夏、東京駅

昨晩は客先での打ち合わせが終わったのが午前1時。
タクシーで帰ってきて寝たのが3時頃か?
会社は午前休を取ることにして、目覚ましをかけずに寝た。
10時半に目が覚めた。
全休にするかどうか迷って、「やっぱ行ったほうがいいよな・・・」とスーツに着替える。
台風がそれて東京は猛暑の始まり。
見上げると青空も白い雲もくっきりと鮮やかな色をしている。


急いで会社に行く必要もなく、丸の内線をいつもより一駅先に行って東京駅へ。
お盆で仏壇に供えるものを青森に送るために両口屋で和菓子の詰合せを買う。
そのまま地下街で昼を食べる。「むつみ屋」のラーメン。
とりたてておいしいわけではないんだけど、時々食べたくなる。
牛乳入りの味噌ラーメンが目当てだったんだけど、なかった。あれは冬のものか。
チャーシュー麺にコーンと味付け玉子を追加して食べる。
サラリーマンと観光客、あるいは帰省の途中の客が多かった。


そう、東京駅は帰省のため荷物を抱えた人たち、主に親子の姿がちらほらと目立った。
国内旅行用の小さめのトランクを引きずっていたり、ボストンバッグを抱えていたり。
「いいなあ、帰るのか」と思う。あさっては本格的な帰省ラッシュとなるのだろう。


地下街から階段を上って外に出る。
とてつもなく暑い。日差しが強い。
じっとりとした暑さがそこらじゅうにベタッと貼り付いている。
通勤定期のある有楽町の駅まで歩いていく。
信号待ちしている間、あまりの暑さに日陰を探す。
ビルの谷間の公園では、会社員たちやOLたちが
ひっそりと佇むように昼休みを過ごしていた。


茶店でコーラかアイスコーヒーでも飲んでいくかとも思うが、やめとく。
入ったら涼しくなるが、出たらもっと暑くなる・・・
JRの改札をくぐる。
山手線のホームも、夏のうだるような暑さに浸りきっている。
山手線がやってきて、乗り込んで、エアコンが効いていてほっとする。


新橋、浜松町と風景が通り過ぎていく。
いや、「風景」って言えるほどきれいなものではない。
毎日毎晩見ている、見飽きた街並みだ。
それが今、夏の奥底に沈みこんで色褪せて朽ち果てていく途上にあった。
風化して、そしてそのままで何百年もこの地上に残されるような。


田町駅で下りて改札をくぐる。
階段を下りて地上へ。
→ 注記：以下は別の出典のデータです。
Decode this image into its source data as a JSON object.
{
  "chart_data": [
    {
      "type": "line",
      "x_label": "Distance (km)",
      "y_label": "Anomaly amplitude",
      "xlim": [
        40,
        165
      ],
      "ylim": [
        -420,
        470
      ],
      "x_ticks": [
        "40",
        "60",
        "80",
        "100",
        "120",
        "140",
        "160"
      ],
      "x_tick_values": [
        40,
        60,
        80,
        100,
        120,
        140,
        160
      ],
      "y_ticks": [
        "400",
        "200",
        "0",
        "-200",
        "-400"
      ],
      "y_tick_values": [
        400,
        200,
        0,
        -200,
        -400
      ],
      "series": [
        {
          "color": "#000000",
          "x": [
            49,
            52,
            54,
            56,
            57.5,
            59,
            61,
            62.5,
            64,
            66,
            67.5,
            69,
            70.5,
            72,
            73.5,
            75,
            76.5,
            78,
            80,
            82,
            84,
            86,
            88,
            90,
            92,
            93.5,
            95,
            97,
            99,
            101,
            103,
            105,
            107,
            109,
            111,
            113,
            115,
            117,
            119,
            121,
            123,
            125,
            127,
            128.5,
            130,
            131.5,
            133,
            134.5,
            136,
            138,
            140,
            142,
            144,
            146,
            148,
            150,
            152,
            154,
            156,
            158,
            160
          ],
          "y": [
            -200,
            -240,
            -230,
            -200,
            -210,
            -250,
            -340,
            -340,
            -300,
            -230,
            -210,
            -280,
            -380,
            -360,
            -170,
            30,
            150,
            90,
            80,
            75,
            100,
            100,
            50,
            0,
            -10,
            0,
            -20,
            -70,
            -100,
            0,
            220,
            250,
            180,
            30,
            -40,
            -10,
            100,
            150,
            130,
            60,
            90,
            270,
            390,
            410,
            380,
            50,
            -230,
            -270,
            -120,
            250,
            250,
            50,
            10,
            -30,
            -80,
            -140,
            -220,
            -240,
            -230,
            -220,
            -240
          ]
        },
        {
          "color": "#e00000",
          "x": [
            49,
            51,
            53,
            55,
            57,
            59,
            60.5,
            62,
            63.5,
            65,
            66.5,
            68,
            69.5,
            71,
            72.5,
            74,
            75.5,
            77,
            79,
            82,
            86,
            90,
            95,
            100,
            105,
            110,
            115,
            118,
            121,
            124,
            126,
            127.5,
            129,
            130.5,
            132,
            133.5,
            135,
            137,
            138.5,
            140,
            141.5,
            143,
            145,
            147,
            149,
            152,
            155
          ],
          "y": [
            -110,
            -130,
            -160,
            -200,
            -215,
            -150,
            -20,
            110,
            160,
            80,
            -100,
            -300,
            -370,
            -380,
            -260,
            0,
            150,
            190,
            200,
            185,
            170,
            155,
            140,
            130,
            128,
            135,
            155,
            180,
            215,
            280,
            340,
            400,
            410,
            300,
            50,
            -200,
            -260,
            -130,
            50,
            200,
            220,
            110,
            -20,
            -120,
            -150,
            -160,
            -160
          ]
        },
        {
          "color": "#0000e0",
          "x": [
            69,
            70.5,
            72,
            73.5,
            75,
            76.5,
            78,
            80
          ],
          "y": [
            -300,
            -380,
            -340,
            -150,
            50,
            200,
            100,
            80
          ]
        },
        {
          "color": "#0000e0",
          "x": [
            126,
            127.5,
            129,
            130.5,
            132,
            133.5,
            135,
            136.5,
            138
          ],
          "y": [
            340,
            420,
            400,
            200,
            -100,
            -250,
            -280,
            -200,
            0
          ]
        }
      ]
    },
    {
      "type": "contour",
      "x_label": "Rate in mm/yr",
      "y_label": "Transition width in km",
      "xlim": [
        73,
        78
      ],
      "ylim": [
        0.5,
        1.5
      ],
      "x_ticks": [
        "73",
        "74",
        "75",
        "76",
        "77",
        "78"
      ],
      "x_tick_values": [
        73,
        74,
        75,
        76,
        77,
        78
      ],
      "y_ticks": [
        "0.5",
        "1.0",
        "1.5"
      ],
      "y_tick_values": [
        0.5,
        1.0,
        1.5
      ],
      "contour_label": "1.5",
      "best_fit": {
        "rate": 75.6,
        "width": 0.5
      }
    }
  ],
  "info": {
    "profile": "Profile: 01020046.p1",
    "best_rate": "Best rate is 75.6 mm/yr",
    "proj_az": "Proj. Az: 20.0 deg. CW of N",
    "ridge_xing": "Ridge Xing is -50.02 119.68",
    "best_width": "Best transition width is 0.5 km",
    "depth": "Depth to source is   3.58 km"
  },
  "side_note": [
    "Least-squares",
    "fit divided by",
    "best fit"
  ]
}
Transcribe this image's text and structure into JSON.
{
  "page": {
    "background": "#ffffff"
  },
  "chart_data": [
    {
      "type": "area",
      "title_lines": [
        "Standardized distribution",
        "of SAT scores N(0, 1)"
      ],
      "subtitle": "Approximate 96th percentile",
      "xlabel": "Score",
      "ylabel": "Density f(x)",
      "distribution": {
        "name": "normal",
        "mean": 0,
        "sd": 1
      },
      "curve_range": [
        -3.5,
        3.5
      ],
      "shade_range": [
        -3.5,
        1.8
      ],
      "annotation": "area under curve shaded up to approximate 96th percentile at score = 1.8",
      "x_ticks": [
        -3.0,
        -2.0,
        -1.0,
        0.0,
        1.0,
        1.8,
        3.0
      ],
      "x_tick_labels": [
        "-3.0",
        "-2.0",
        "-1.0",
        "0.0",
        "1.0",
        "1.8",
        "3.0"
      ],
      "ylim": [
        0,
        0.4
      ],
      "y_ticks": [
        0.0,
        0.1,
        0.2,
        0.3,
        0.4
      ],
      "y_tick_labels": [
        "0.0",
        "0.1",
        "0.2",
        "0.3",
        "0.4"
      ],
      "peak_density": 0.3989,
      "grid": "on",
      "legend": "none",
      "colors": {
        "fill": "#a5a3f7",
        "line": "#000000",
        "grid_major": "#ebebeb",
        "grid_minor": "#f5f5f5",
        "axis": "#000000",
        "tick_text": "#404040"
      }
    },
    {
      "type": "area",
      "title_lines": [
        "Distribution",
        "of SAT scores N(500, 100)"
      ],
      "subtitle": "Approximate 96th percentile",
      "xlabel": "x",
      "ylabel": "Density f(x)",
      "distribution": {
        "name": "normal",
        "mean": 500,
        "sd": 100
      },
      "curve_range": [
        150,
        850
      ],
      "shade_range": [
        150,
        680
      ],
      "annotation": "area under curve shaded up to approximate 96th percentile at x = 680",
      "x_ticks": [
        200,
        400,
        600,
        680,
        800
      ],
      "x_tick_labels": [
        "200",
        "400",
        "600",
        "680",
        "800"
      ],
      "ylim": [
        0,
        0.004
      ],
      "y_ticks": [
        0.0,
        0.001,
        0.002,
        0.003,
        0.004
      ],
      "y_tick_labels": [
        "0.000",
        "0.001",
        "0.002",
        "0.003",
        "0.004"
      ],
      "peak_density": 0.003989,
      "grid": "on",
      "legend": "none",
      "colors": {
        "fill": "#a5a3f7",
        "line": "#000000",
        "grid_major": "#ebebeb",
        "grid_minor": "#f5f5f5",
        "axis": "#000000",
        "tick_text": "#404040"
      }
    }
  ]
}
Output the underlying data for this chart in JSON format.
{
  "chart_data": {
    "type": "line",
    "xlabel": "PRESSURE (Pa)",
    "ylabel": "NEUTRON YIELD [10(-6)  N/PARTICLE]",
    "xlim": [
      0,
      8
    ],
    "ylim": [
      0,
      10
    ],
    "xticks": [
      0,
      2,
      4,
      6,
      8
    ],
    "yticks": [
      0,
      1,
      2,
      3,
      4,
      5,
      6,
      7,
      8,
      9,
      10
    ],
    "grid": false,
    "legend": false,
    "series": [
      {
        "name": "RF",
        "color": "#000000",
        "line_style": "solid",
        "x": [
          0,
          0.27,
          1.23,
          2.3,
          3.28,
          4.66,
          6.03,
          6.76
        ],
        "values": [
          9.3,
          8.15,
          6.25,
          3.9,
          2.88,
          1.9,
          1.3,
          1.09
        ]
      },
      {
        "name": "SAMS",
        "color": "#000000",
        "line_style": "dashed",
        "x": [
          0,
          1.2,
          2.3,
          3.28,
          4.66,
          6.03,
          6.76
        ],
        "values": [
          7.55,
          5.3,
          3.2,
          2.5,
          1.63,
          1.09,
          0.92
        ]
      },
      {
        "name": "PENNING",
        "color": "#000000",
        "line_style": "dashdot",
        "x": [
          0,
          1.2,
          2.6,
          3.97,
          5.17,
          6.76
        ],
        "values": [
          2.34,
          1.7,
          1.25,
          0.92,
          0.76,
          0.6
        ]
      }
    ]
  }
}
セミの鳴き声が聞こえそうな錯覚を覚える。
高層マンションの建築現場の向こうに、青空が広がっている。


青空が広がっていた。
僕は長い距離を歩き続けて、会社へと向かう。
頭上のモノレールを車両がゆっくりと通過する、交差する、
振り向くとと羽田方面へと消えていく。
その向こうにも、青空が広がっていた。